今回は、土地謄本(土地全部事項証明書)に記載のある「地目」について記事を書きたいと思います。
まず、不動産売買における重要事項説明において、どのような土地を購入するか、というところで、以下は一部ですが、土地全部事項証明書(土地謄本)を見せられると思います。

基本的に、住宅を建てようと考えていたら、土地の地目は、ほぼ「宅地」になりますので、そこまで気にする必要もないのですが、
もし、宅地ではない場合、どのような地目があるのか、について説明したいとおもいます。
ぜひご覧ください。
地目とは何か?
地目(ちもく)は、土地の現況や、その利用目的によって定められる名称です。
地目は、その1筆の土地全体の、現在の主な利用状況から、法定の23種類の地目の中から選ばれます。
地目の意義
- 土地利用の基盤:
- 土地家屋調査士は、土地の適切な管理や評価を行う際に、地目を考慮します。
- 地目の分類により、土地の用途や特性を理解し、適切な判断を下すことができます。
- 法的規定との関連:
- 地目は、法的規定と密接に関連しています。土地の利用や所有権の移転、税金の評価など、さまざまな法的手続きにおいて地目の情報が必要です。
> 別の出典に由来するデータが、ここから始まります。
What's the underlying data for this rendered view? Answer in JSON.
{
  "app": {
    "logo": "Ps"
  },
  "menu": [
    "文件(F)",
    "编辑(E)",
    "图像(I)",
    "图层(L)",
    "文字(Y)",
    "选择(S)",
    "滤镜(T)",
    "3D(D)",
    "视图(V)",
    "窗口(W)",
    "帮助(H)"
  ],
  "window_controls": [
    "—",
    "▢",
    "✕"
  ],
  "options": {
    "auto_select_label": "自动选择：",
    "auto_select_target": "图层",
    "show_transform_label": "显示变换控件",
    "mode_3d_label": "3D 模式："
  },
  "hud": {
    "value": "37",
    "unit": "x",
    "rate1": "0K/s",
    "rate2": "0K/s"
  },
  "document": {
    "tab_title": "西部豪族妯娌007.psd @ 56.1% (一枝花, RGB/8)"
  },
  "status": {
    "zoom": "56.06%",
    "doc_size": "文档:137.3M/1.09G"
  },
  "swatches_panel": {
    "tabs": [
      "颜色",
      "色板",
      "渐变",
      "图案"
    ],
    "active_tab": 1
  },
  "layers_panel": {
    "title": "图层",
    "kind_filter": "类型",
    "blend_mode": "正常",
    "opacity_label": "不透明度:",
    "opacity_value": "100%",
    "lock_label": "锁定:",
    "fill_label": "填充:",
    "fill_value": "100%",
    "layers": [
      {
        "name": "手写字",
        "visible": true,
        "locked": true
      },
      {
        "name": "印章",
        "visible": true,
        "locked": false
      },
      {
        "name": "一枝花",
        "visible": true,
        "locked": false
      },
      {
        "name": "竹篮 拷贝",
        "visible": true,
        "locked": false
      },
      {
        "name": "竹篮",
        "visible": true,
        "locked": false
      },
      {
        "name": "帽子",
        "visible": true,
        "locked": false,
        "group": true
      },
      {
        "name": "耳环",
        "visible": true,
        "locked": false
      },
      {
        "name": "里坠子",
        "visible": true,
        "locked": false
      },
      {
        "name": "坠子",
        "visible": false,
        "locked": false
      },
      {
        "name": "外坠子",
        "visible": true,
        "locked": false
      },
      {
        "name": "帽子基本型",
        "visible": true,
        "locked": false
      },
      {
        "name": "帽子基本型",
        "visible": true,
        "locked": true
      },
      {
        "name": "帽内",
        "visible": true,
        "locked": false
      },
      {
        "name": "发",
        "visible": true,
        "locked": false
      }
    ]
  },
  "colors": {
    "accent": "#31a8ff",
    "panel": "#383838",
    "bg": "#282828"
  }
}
- 地目の正確な分類は、土地の権利関係や法的トラブルを防ぐために重要です。
- 土地評価と投資判断:
- 地目は、土地の評価に影響を与えます。土地の価値は、その地目によって異なります。
- 投資家や不動産業者は、地目を考慮して土地を購入・売却する際の判断材料として活用します。
- 都市計画と土地開発:
- 都市計画や土地開発においても、地目の情報は重要です。土地の用途変更や開発計画において、地目を考慮する必要があります。
- 都市の発展や持続可能な土地利用を促進するために、地目の適切な管理が求められています。
- 環境保護と資源活用:
- 地目は、環境保護や資源活用にも関連しています。農地や森林地など、土地の資源を適切に管理するために地目の情報が必要です。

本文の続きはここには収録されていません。